Potentially helpful information: The metrizable abstract $\omega$-limit sets have a very nice topological characterization due to Bowen. Namely, a metrizable system $(X,f)$ is an abstract $\omega$-limit set if and only if it is chain transitive. [$(X,f)$ is chain transitive if for some (equivalently, any) metric $d$ on $X$, for any two points $x,y \in X$, and for any $\varepsilon > 0$, there is a sequence $x = x_0, x_1, x_2, \dots, x_n = y$ such that $d(f(x_i),x_{i+1}) < \varepsilon$ for all $i < n$. The idea here is that this sequence is a "pseudo-orbit" (with error $\varepsilon$) from $x$ to $y$.]

Also possibly relevant is the well-known topological fact that every compact metric space is a continuous image of the Cantor space. So if $(X,f)$ is a system providing a positive answer to my question, I suspect $X$ should be the Cantor space.

Answer 1

The answer is no, there is no universal $\omega$-limit set.
The same is true for the classes of metric minimal dynamical systems and metric dynamical systems in general. I have written up proofs of these facts:

http://www.math.uni-hamburg.de/home/geschke/papers/NoUniversalMetricOmegaLimitSet.pdf

The basic idea of the proof is as follows: as Will Brian already conjectured, it is enough to consider dynamical systems with 0-dimensional phase spaces.

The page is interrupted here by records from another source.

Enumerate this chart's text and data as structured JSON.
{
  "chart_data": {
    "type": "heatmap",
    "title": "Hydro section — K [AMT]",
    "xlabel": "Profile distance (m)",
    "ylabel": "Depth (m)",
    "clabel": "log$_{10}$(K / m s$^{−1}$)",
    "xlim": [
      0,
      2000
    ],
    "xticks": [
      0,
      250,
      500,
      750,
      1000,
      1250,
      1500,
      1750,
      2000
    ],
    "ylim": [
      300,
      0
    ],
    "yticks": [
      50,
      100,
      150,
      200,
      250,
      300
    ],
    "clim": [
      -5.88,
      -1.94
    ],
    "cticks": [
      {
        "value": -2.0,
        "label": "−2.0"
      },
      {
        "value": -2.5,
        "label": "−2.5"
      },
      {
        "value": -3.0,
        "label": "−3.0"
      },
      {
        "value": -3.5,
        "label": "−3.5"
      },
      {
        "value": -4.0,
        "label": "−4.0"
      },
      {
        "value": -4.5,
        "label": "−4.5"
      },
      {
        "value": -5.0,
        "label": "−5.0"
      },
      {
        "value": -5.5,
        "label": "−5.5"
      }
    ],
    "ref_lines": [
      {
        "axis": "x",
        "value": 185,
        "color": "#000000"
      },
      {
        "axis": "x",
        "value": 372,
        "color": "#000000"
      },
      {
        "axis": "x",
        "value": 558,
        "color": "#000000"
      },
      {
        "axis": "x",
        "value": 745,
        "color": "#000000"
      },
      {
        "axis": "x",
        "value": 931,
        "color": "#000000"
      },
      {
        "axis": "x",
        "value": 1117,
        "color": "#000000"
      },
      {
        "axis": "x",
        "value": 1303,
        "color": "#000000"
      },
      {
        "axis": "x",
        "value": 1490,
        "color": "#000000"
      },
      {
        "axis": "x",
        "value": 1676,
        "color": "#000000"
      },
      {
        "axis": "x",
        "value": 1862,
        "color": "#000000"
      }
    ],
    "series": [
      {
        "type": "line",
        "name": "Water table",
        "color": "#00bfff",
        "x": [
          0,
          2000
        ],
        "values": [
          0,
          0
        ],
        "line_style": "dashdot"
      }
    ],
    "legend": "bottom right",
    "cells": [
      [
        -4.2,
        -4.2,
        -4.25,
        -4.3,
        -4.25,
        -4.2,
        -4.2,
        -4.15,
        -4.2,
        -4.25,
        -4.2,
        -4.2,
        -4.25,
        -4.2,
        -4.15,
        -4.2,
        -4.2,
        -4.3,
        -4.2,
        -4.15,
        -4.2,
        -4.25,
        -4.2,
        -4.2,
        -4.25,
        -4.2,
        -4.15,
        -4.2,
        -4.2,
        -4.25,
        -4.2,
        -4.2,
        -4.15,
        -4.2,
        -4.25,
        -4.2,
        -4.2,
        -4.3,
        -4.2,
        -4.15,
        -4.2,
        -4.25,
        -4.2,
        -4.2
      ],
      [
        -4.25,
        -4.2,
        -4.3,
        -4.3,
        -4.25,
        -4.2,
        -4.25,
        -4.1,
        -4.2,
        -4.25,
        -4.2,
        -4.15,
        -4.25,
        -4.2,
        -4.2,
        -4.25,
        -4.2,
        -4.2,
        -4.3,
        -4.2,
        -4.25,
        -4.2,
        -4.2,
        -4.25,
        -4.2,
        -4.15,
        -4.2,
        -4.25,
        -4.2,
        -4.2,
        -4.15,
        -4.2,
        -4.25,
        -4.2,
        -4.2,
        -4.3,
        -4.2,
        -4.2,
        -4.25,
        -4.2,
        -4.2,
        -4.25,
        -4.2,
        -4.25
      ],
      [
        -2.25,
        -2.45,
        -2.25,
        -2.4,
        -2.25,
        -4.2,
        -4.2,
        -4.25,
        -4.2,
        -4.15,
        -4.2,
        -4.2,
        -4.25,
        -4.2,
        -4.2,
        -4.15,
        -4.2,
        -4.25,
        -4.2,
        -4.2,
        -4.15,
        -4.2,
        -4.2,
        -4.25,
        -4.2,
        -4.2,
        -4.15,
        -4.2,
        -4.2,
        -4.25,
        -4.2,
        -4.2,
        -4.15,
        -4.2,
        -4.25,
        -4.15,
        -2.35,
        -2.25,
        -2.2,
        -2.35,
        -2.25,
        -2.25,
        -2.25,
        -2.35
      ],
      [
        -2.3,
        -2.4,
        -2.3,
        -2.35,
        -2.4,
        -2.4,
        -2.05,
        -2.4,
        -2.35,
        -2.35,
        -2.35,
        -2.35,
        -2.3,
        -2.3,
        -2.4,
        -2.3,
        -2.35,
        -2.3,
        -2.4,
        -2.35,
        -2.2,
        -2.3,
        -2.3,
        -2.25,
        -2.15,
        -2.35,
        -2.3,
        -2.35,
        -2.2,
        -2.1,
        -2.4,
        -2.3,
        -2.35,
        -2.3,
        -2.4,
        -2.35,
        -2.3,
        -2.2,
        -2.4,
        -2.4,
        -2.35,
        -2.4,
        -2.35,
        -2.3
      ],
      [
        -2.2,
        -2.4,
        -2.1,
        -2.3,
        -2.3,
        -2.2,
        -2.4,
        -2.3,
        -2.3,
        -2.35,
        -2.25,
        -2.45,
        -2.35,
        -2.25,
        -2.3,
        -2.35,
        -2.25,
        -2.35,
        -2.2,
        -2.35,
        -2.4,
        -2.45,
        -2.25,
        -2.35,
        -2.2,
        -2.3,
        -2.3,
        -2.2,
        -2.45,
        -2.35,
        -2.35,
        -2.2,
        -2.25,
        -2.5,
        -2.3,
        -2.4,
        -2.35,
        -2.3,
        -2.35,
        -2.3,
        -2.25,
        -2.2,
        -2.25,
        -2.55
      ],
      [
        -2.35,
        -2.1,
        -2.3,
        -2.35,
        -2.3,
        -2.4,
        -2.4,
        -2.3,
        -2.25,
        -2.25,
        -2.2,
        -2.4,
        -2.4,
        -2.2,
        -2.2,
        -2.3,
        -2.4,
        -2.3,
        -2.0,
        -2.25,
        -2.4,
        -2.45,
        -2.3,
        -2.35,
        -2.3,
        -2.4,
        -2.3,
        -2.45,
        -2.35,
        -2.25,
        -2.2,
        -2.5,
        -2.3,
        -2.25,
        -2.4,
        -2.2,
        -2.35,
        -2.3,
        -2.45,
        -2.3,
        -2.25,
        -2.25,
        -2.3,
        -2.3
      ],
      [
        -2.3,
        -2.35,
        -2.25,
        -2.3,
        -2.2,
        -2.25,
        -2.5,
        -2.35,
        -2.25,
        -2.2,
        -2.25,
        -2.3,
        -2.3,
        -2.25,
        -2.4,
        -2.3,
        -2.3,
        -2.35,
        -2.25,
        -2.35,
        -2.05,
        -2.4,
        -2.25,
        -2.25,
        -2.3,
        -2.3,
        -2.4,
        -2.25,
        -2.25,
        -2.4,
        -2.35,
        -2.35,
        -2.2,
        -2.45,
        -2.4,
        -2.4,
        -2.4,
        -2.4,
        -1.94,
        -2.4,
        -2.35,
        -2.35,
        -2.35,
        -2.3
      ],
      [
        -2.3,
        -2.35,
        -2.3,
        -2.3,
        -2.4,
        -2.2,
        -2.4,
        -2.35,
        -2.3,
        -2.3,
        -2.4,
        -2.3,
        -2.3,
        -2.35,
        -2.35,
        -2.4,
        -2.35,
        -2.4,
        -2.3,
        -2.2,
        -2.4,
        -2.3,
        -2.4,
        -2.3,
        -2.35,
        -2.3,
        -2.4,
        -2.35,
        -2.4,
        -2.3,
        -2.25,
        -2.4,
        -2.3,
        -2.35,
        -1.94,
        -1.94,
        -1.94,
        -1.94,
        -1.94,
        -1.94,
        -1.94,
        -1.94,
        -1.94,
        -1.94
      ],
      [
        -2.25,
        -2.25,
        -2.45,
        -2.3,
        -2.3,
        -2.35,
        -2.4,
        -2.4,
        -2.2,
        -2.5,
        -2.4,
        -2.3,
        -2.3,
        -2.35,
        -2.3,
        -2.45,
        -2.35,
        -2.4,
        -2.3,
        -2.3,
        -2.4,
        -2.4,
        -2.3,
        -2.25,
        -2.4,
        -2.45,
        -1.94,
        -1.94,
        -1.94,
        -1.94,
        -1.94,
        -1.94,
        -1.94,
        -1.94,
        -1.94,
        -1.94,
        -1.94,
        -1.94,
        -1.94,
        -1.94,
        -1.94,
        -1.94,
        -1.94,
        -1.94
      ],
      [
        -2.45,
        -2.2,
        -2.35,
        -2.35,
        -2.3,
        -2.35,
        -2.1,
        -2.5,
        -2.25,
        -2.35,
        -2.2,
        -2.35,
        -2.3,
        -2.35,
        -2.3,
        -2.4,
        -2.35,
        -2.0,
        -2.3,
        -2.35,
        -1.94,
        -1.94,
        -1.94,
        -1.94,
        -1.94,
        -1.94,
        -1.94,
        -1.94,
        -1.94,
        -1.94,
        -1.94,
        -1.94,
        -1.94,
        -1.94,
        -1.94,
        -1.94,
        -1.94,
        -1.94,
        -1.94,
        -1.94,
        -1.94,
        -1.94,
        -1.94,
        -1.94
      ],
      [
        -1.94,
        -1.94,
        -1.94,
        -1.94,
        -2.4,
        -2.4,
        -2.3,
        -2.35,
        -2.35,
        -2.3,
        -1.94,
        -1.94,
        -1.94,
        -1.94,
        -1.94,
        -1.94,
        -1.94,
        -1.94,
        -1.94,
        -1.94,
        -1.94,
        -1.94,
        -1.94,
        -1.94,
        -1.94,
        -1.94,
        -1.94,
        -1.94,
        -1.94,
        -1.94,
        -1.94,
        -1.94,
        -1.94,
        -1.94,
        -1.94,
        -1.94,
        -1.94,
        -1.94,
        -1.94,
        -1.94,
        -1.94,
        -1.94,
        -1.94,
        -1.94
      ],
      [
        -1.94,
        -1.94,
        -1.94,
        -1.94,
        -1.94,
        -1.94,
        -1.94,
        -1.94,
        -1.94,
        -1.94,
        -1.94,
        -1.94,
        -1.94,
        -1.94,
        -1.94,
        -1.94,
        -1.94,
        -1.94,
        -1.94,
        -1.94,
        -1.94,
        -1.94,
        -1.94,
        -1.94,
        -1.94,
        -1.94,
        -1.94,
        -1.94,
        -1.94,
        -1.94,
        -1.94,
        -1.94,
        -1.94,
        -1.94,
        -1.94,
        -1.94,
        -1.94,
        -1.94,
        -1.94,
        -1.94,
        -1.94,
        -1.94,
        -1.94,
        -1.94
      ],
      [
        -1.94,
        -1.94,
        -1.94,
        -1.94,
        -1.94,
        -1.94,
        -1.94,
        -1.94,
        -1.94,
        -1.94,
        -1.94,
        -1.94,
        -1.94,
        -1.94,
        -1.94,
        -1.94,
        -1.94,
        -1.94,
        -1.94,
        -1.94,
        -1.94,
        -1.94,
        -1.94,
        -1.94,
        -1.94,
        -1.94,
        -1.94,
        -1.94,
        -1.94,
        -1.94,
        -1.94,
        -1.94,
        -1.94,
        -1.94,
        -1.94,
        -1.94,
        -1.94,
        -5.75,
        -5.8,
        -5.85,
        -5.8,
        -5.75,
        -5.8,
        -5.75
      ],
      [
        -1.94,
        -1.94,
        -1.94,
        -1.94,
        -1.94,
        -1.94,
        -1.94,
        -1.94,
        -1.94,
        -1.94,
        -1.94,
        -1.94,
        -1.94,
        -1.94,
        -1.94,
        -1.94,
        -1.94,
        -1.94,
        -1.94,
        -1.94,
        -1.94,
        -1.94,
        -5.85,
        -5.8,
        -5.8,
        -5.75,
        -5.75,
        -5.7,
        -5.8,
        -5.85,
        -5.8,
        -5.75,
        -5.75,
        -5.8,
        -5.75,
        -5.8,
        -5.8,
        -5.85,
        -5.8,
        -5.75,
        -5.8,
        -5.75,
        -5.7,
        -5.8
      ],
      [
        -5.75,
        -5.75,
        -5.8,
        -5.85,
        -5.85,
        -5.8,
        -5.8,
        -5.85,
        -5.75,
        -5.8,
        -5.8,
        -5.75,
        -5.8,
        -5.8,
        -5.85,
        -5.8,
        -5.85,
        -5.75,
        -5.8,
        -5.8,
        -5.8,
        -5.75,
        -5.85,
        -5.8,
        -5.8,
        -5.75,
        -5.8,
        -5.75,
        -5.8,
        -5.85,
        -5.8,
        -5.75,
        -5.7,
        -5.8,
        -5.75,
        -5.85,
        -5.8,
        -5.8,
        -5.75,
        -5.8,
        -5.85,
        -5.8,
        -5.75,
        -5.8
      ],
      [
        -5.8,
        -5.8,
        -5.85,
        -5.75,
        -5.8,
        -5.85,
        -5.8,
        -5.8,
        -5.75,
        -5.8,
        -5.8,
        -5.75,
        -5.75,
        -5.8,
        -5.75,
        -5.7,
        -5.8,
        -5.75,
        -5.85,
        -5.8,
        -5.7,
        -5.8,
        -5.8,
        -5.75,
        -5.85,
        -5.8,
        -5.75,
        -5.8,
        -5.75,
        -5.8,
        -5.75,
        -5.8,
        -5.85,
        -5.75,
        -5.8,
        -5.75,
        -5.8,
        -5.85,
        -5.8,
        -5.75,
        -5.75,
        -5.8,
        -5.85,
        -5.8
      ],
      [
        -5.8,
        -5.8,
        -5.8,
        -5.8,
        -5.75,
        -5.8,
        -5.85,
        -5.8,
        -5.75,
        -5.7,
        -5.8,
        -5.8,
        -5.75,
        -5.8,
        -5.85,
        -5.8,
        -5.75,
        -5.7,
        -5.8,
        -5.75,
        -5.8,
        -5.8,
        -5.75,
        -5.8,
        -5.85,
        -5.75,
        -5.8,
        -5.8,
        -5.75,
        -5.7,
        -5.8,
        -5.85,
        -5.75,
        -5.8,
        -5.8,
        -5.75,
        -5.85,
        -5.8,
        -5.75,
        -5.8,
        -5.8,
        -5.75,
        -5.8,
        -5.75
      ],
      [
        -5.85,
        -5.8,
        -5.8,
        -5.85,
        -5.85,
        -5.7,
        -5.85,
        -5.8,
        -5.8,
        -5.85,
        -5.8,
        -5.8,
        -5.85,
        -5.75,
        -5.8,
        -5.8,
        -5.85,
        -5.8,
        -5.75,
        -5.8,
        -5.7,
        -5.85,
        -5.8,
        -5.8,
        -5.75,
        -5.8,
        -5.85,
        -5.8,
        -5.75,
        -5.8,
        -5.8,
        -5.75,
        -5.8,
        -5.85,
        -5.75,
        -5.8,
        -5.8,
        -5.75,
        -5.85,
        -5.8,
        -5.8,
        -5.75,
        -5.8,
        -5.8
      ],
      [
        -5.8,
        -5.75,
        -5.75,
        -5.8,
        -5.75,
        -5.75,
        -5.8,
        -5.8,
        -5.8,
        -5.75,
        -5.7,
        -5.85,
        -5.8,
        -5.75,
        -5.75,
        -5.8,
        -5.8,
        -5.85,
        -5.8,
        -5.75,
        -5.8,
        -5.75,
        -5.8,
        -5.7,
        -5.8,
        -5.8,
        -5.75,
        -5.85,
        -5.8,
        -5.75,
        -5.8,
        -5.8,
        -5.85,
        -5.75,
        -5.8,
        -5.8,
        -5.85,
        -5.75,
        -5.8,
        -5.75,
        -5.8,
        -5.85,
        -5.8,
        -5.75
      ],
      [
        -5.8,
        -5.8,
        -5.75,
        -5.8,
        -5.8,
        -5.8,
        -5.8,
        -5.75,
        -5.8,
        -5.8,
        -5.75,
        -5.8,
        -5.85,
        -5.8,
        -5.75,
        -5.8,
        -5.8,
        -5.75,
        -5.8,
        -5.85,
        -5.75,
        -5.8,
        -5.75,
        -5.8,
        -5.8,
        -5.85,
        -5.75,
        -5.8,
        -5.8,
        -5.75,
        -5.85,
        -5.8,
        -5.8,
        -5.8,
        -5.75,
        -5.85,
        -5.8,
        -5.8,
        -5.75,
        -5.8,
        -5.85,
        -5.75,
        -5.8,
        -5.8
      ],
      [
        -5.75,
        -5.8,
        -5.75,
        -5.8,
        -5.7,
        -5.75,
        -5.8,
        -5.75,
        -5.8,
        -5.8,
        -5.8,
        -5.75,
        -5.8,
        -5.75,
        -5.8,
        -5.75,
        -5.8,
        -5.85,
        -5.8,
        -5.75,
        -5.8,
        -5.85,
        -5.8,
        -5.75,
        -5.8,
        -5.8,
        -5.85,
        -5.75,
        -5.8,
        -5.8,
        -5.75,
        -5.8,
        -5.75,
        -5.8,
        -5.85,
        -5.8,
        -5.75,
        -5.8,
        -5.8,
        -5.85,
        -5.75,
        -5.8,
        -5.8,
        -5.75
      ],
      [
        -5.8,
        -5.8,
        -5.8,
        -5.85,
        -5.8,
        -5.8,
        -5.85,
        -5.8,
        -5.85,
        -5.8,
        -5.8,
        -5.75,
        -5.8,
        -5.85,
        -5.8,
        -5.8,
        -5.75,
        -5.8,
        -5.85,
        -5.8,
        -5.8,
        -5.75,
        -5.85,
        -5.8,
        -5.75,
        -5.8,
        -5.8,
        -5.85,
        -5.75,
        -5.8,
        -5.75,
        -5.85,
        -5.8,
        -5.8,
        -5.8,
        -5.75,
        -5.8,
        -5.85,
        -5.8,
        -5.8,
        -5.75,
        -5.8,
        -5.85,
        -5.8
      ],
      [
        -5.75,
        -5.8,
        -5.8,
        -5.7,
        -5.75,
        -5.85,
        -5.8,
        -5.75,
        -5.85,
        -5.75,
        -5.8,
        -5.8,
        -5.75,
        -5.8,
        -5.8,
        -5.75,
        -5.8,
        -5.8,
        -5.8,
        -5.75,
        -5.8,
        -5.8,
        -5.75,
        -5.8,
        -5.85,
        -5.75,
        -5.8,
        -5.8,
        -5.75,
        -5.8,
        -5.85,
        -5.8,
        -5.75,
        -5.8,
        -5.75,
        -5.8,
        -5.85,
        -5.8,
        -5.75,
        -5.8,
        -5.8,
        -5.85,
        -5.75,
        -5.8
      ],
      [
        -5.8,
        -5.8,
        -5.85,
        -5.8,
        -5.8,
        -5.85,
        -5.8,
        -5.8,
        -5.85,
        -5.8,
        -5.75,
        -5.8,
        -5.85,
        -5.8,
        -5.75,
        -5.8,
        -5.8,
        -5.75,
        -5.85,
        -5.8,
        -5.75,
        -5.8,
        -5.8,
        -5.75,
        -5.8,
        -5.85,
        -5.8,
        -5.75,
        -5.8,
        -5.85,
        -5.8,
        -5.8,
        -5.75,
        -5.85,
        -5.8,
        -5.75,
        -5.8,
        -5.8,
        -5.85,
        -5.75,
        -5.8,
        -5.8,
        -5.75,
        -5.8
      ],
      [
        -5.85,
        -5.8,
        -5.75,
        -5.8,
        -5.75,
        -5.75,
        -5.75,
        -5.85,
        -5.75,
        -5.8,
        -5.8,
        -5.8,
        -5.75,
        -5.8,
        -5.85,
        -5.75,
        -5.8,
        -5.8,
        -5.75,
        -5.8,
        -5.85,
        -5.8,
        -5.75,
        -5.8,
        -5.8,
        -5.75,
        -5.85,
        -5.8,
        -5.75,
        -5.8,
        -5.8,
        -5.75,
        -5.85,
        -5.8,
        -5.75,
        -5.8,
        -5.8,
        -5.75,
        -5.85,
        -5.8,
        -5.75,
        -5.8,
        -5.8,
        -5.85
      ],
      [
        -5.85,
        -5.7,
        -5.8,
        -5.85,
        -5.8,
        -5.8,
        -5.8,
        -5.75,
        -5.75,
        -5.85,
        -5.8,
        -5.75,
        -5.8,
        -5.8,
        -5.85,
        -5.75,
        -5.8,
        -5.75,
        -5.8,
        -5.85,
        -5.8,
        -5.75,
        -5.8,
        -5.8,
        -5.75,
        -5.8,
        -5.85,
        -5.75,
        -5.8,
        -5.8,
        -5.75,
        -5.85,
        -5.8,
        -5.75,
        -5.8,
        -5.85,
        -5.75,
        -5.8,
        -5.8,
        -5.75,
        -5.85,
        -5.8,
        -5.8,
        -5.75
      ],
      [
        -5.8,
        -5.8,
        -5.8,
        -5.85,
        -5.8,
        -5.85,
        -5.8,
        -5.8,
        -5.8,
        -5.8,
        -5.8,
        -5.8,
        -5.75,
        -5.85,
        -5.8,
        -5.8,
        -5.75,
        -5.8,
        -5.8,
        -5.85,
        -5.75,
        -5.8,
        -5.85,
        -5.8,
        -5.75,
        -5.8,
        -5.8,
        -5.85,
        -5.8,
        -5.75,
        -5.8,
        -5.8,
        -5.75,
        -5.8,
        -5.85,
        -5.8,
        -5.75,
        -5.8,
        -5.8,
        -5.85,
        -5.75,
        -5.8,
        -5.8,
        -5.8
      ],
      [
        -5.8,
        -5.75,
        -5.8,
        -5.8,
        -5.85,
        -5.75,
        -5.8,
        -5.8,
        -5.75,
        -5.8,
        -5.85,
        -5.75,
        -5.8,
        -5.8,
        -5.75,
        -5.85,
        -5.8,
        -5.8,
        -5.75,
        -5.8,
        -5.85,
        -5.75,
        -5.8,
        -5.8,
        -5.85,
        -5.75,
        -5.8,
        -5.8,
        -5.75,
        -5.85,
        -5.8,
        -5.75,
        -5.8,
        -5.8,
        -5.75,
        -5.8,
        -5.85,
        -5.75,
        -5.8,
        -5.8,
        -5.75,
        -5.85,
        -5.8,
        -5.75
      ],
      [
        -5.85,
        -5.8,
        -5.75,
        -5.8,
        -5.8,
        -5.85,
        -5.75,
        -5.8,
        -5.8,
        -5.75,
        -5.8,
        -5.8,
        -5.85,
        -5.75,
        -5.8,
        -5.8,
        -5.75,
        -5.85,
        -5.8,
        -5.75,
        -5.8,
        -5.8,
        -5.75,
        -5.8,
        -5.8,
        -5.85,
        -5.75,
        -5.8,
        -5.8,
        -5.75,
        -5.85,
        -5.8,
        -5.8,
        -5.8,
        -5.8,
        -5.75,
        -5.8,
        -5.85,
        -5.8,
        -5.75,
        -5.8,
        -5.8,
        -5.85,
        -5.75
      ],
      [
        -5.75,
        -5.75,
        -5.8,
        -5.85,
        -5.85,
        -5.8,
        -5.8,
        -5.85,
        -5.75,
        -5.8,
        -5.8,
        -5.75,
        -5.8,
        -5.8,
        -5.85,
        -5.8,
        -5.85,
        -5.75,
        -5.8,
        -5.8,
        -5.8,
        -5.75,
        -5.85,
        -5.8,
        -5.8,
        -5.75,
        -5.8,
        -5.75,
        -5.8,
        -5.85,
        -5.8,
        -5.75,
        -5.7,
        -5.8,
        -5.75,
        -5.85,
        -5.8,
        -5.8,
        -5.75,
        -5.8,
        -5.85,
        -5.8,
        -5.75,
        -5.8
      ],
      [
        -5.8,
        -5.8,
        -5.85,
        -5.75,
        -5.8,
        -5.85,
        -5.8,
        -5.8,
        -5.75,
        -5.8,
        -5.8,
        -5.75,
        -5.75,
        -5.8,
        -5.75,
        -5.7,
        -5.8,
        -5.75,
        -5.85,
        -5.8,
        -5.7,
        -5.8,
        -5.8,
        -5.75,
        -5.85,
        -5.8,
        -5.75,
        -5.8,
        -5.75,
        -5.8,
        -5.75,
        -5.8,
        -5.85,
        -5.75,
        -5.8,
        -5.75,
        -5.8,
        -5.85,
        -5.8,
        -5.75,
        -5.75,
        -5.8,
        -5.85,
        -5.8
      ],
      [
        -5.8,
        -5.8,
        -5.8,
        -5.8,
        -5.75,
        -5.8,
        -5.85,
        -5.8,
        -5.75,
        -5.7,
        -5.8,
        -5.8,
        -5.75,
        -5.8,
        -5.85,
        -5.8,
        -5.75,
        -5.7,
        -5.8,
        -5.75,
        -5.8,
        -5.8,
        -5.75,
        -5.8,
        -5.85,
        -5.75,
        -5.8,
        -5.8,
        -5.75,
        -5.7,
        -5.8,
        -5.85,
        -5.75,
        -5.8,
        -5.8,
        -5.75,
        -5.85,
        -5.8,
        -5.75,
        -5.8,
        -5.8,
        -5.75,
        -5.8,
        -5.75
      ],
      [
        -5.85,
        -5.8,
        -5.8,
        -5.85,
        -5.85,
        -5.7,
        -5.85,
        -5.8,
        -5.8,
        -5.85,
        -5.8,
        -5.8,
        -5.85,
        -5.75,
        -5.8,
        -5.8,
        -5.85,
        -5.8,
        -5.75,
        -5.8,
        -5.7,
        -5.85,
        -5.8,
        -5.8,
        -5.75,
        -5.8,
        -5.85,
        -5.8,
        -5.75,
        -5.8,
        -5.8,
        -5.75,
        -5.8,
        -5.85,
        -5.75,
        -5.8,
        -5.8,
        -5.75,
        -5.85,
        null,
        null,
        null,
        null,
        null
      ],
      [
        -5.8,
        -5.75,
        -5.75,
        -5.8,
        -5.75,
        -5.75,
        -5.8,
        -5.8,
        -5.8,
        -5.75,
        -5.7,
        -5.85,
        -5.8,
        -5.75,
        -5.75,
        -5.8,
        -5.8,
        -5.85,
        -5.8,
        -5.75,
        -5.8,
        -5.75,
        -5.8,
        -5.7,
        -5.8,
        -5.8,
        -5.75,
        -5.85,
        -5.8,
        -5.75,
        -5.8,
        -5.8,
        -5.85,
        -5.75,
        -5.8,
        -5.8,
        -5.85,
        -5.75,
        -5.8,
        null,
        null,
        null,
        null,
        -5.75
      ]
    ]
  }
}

Now, if $(X,f)$ is a dynamical system with a 0-dimensional metric phase space $X$ and there is a morphism from $(X,f)$ onto a dynamical system $(Y,g)$ with $Y$ 0-dimensional, then the Boolean algebra of clopen subsets of $Y$ embeds into the algebra of clopen subsets of $X$ by an embedding that respects the dynamical systems. Since $X$ is metric, its Boolean algebra of clopen subsets is countable. Using Sturmian subshifts we can cook up enough metric minimal dynamical systems $(Y,g)$ (that are automatically abstract $\omega$-limit sets) so that not all the corresponding Boolean algebras (with actions on them) embed into a single countable Boolean algebra (with action), showing that there are no metric universal dynamical systems.

The most general result is this: There is no metric dynamical system that maps onto all Sturmian subshifts. The Sturmian subshifts are minimal and hence abstract $\omega$-limit sets. Here it doesn't make a difference whether we consider $\mathbb Z$-actions, i.e., compact spaces with a homeomorphism, or $\mathbb N$-actions, i.e., compact spaces with a continuous map as in the original question.